3 Predictions for U.S. Stocks

american flag burning fire apocalypse‬‏, Predictions for U.S. Stocks

Investors are bracing for more volatility in 2016 after the stock markets ended slightly in the red in 2015. The S&P 500 ended the year down around 0.7%. The markets saw a substantial decline in August and September after uncertainty in China's stock market spooked investors. Oil and gas prices continued to remain low, which hurt the energy sector. The multiyear rally in health care and biotech stocks also hit a snag. Still, investors are looking for potential opportunities in 2016.

Consolidation in the Energy Sector
There will be significant consolidation and buyouts among companies in the energy sector. Despite some experts predicting a recovery in oil prices in 2015, oil actually fell further. Starting the year around $55, crude oil ended the year at about $37 a barrel. The low prices will force smaller companies to sell out to larger companies. While it is unclear whether oil prices will recover in 2016, a continuing supply glut combined with reduced demand make it appear that any substantial rallies in price will be tough to sustain.

Low prices are starting to eat into revenues for all companies in the sector. However, the smaller oil and gas companies are really starting to feel the heat. These companies issue a significant amount of debt to finance their operations and expansion. This debt often carries a lower credit rating for the smaller energy companies. There was a significant sell-off in high-yield debt in the latter part of 2015. Smaller energy companies will have difficulty financing their operations further in 2016 as oil prices remain low. They will be forced to sell assets to larger oil companies.

The larger energy companies can weather the storm by cutting costs and scaling back on capital expenditures. Some of these companies will have sufficient cash to buy attractive assets from smaller players at cut-rate prices. There is a likelihood that larger companies will buy out smaller companies that are not generating enough cash flow to stay in business. The larger companies have the ability to plan and invest on longer time frames.

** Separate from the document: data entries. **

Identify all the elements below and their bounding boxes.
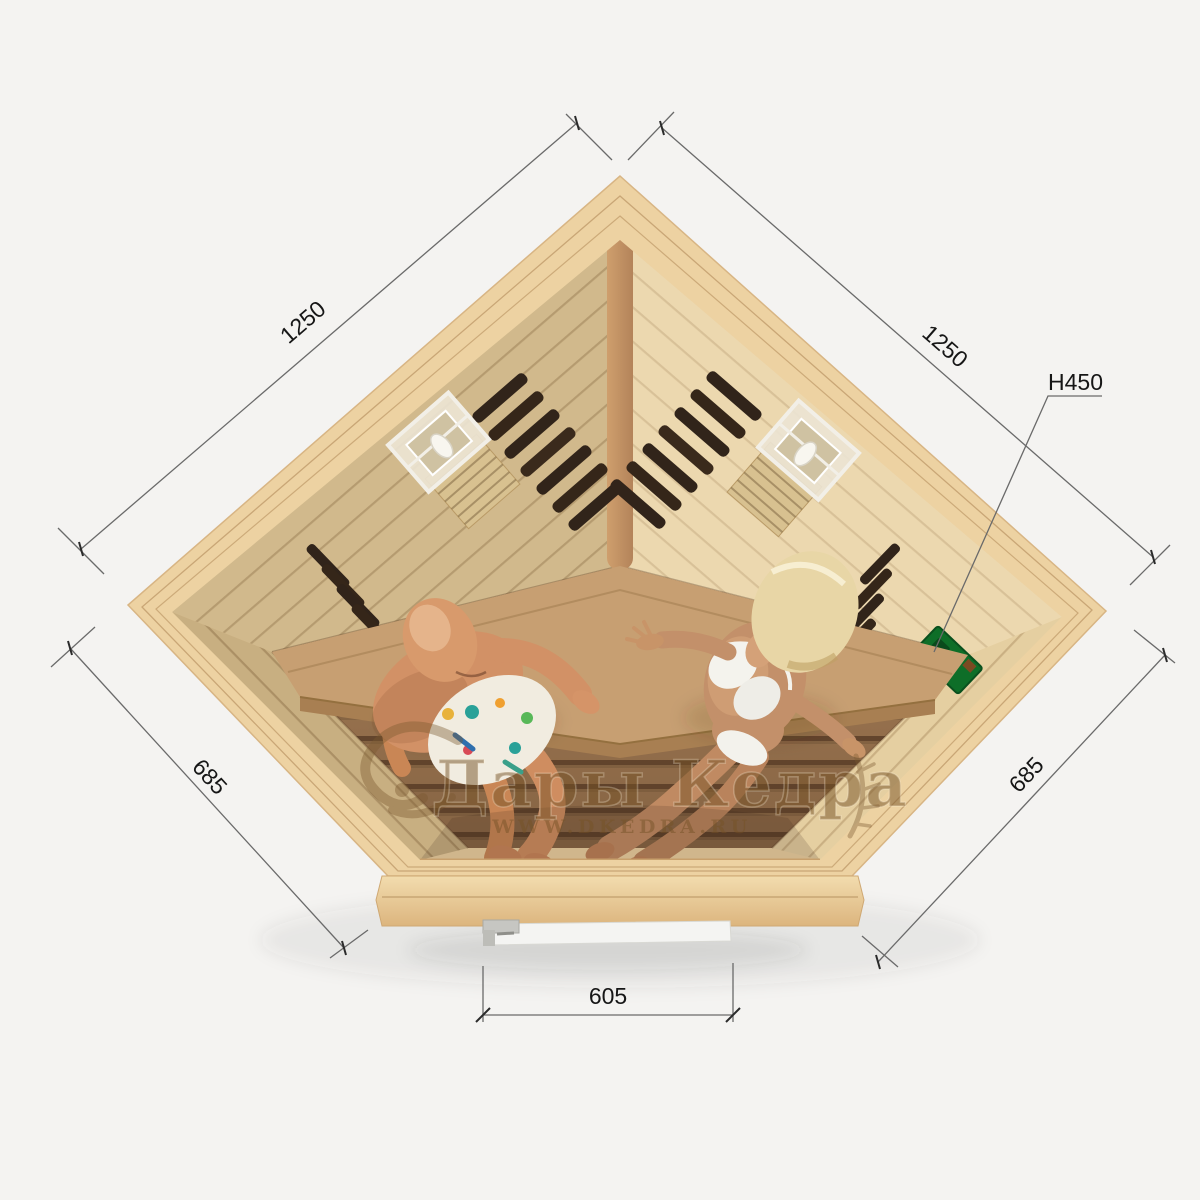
corner-post — [607, 238, 633, 570]
label-height: H450 — [1048, 369, 1103, 395]
shorts-dot — [465, 705, 479, 719]
shorts-dot — [442, 708, 454, 720]
watermark-url-text: WWW.DKEDRA.RU — [491, 816, 752, 838]
render-canvas: Дары Кедра WWW.DKEDRA.RU — [0, 0, 1200, 1200]
ext-line — [628, 112, 674, 160]
ext-line — [566, 114, 612, 160]
label-side-right: 685 — [1004, 752, 1049, 798]
door-top-edge — [486, 921, 731, 945]
label-front-door: 605 — [589, 983, 627, 1009]
label-back-right: 1250 — [917, 319, 973, 372]
logo-dot — [395, 783, 409, 797]
shorts-dot — [495, 698, 505, 708]
door-handle-line — [497, 933, 514, 934]
label-back-left: 1250 — [275, 295, 331, 348]
ext-line — [1134, 630, 1175, 663]
door-handle-grip — [483, 930, 495, 946]
watermark-brand-text: Дары Кедра — [431, 747, 908, 822]
sauna-top-view-render: Дары Кедра WWW.DKEDRA.RU — [0, 0, 1200, 1200]
dim-tick — [1163, 648, 1167, 662]
ext-line — [51, 627, 95, 667]
ext-line — [1130, 545, 1170, 585]
label-side-left: 685 — [187, 754, 232, 800]
shorts-dot — [521, 712, 533, 724]
glass-front-door — [483, 920, 731, 946]
front-fascia — [376, 876, 864, 926]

Stock Market to Remain Flat
The stock markets will have another fairly flat year in 2016, albeit with significant market volatility. The same issues with the Greek debt crisis and a slowing economy in China will arise at some point during the year. Analysts from Goldman Sachs have stated that the S&P 500 will end 2016 at around 2100 after ending 2015 at around 2035. It is fairly uncommon for the markets to remain flat in consecutive years, but there are economic factors that serve as headwinds to further growth in 2016.

The dollar remains strong, which hurts the cost of exports to other countries. It further reduces demand for commodities from the United States. Companies that do business overseas will continue to see an impact on revenues from the higher dollar. This will continue to be a drag on the economy.

The Federal Reserve will also continue to raise interest rates, which will increase market volatility. The markets enjoyed a free flow of easy money in the wake of the 2008 financial crisis, which supported the bull rally over the past few years. As interest rates increase, companies will be less likely to engage in share buybacks and dividend increases. Companies will not have access to this cheap capital any longer. Buybacks, in particular, supported share prices for many companies. Without these buybacks, companies will be forced to look to organic growth to increase revenues.

Pullback in Biotech Sector
The new year will also see a pullback in the biotech sector as a multiyear bull run in the sector comes to an end. Company valuations in the sector remain high. Further, drug companies are facing increased scrutiny for high drug prices. Incidents in the sector in 2015 cast a negative light on a few drug companies. This has led to Congress taking a much closer look at drug prices, which will definitely impact the sector.

There are certainly strong performing biotech companies with exciting products in their pipelines. These companies will continue to perform well. However, companies with suspect pricing practices or subpar products will face pressure in the new year. There will also continue to be significant merger and acquisition (M&A) activity in the sector, but perhaps not to the extent seen in 2015.